Indicators QP9 to QP11
Graded requirements apply to this area too and the maximum 47.5 points is worth well over £6,000 to the average practice.

This emphasises the importance the NHS is putting on reducing the number and cost of emergency admissions.

The requirements include an initial internal review of the practice's emergency admissions, which is worth five points, with a further 15 points for a review with local practices.

The remaining 27.5 points are for developing three areas of admission avoidance and producing a report at the end of the year demonstrating a high level of compliance with them by the practice.

One of the main issues for GPs will be the quality of the data. Fortunately prescribing data is usually reliable but my experience of data fed back from secondary care, particularly on admissions, is that there are a large number of inaccuracies.

With outpatient referrals potentially practices have little influence with specialties for which external referrals management programmes are already in place.

How the impact of A&E, out-of-hours and walk-in centres on emergency admissions will be assessed is unclear. It seems unlikely that these providers will be able to follow all the admission avoidance procedures of local practices, and consequently the potential financial gain from these schemes may be limited.

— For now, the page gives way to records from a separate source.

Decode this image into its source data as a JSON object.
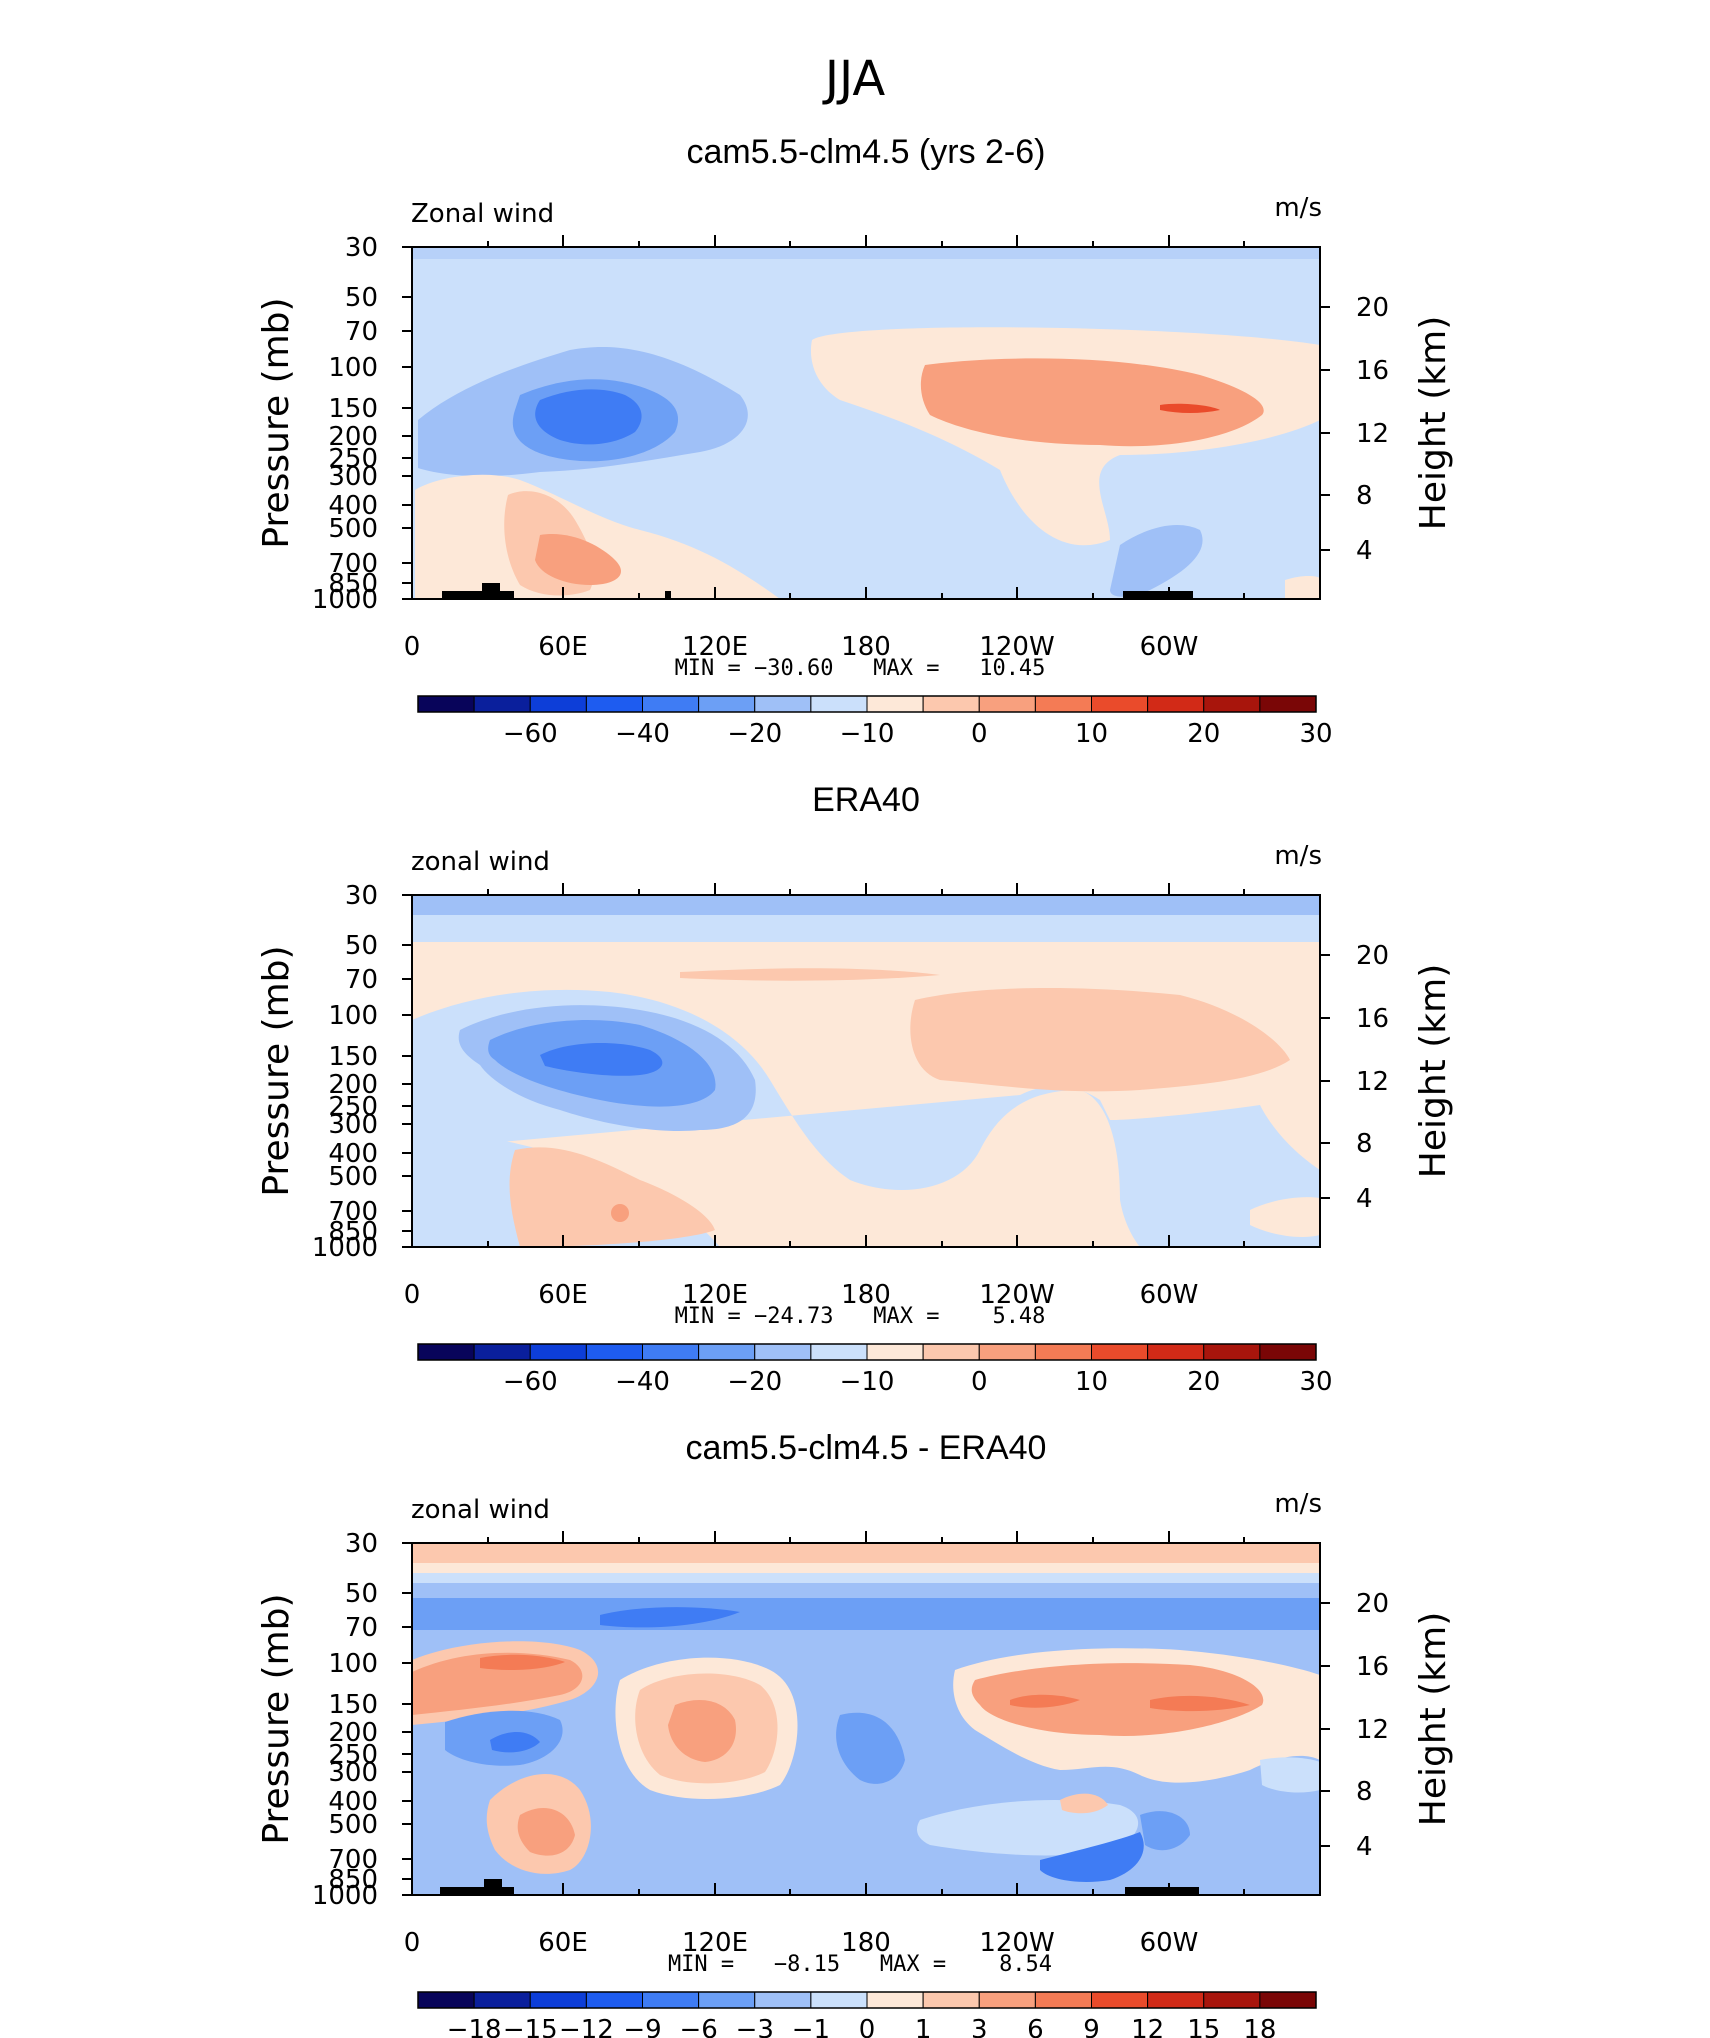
{
  "page_title": "JJA",
  "colorbar_levels_main": [
    "−60",
    "−40",
    "−20",
    "−10",
    "0",
    "10",
    "20",
    "30"
  ],
  "colorbar_levels_diff": [
    "−18",
    "−15",
    "−12",
    "−9",
    "−6",
    "−3",
    "−1",
    "0",
    "1",
    "3",
    "6",
    "9",
    "12",
    "15",
    "18"
  ],
  "colors_main": [
    "#08045a",
    "#0a1f9c",
    "#0d3ed8",
    "#1e5cf0",
    "#3f7cf4",
    "#6c9ff5",
    "#9fc0f7",
    "#cbe0fb",
    "#fde8d8",
    "#fcc8ae",
    "#f8a07e",
    "#f47b55",
    "#ea4b2b",
    "#d22a17",
    "#a8150c",
    "#7a0606"
  ],
  "colors_diff": [
    "#08045a",
    "#0a1f9c",
    "#0d3ed8",
    "#1e5cf0",
    "#3f7cf4",
    "#6c9ff5",
    "#9fc0f7",
    "#cbe0fb",
    "#fde8d8",
    "#fcc8ae",
    "#f8a07e",
    "#f47b55",
    "#ea4b2b",
    "#d22a17",
    "#a8150c",
    "#7a0606"
  ],
  "chart_data": [
    {
      "type": "heatmap",
      "title": "cam5.5-clm4.5 (yrs 2-6)",
      "left_label": "Zonal wind",
      "units": "m/s",
      "ylabel": "Pressure (mb)",
      "ylabel_right": "Height (km)",
      "pressure_ticks": [
        "30",
        "50",
        "70",
        "100",
        "150",
        "200",
        "250",
        "300",
        "400",
        "500",
        "700",
        "850",
        "1000"
      ],
      "height_ticks": [
        "20",
        "16",
        "12",
        "8",
        "4"
      ],
      "x_ticks": [
        "0",
        "60E",
        "120E",
        "180",
        "120W",
        "60W"
      ],
      "min_max": "MIN = −30.60   MAX =   10.45",
      "min": -30.6,
      "max": 10.45
    },
    {
      "type": "heatmap",
      "title": "ERA40",
      "left_label": "zonal wind",
      "units": "m/s",
      "ylabel": "Pressure (mb)",
      "ylabel_right": "Height (km)",
      "pressure_ticks": [
        "30",
        "50",
        "70",
        "100",
        "150",
        "200",
        "250",
        "300",
        "400",
        "500",
        "700",
        "850",
        "1000"
      ],
      "height_ticks": [
        "20",
        "16",
        "12",
        "8",
        "4"
      ],
      "x_ticks": [
        "0",
        "60E",
        "120E",
        "180",
        "120W",
        "60W"
      ],
      "min_max": "MIN = −24.73   MAX =    5.48",
      "min": -24.73,
      "max": 5.48
    },
    {
      "type": "heatmap",
      "title": "cam5.5-clm4.5 - ERA40",
      "left_label": "zonal wind",
      "units": "m/s",
      "ylabel": "Pressure (mb)",
      "ylabel_right": "Height (km)",
      "pressure_ticks": [
        "30",
        "50",
        "70",
        "100",
        "150",
        "200",
        "250",
        "300",
        "400",
        "500",
        "700",
        "850",
        "1000"
      ],
      "height_ticks": [
        "20",
        "16",
        "12",
        "8",
        "4"
      ],
      "x_ticks": [
        "0",
        "60E",
        "120E",
        "180",
        "120W",
        "60W"
      ],
      "min_max": "MIN =   −8.15   MAX =    8.54",
      "min": -8.15,
      "max": 8.54
    }
  ]
}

There is little doubt that the new quality and productivity indicators are part of NHS cost cuts drive. How successful adapting the QoF will be in helping to reduce costs is difficult to predict.

  • Dr Phipps is a GP in Lincolnshire
  • www.nhsemployers.org for Quality and Outcomes Framework guidance 2011/12

These further action points may allow you to earn more credits by increasing the time spent and the impact achieved.

  • Ask all practice team members involved in QOF work to read the detailed guidance about the quality and productivity points.
  • Hold a meeting with these team members to discuss the challenges this new area represents and to suggest how best to tackle them. Circulate a report of the meeting.
  • Once you have agreed the aspects on which you need to work jointly with GP reps from local practices, stay in close contact to monitor progress and to iron out problems with them.